We have seen many sectors of society seeing this crisis as an opportunity. Taxi associations and bosses have leveraged the opportunity to show government who is in charge in the industry by holding a sword over their heads. They have maximised the crisis presented by the lockdown to remind politicians that they hold the power and won’t be dictated to.

Show of power 

Similarly the teachers' unions have capitalised on the crisis and the concerns around the health of their members to show Minister Angie Motshekga and the government who wields the ultimate power in the education sector.

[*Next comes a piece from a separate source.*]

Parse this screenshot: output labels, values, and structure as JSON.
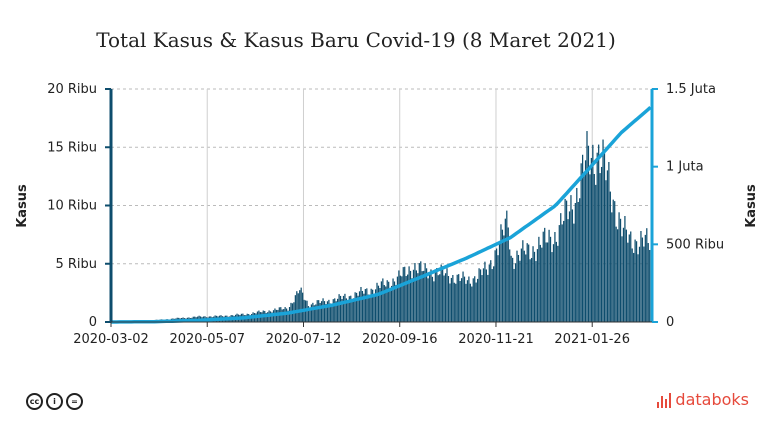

There is no doubt that the President’s announcement to close schools was based on a political decision. If the Cabinet based its decision on science and the advice of medical experts, schools would remain open. But instead, the unions have leveraged the opportunity to issue an ultimatum to government.

A pandemic is not a time to capitalise or to take advantage, to leverage opportunities or to stuff your own pockets.

It is a time for us to act in the common interest of humanity, rather than in a narcissistic self-serving direction. It is not merely a time for the next cabal to have their turn to eat.

It is evident that government's checks and balances to ensure good governance and accountability with the administration of public funds has failed yet again. We should not be at this point when so many warnings were issued and alarm bells raised.

Everyone has feasted enough. Their appetites of the vultures satiated, we now need to hold them to account and ensure those who need the help the most receive it.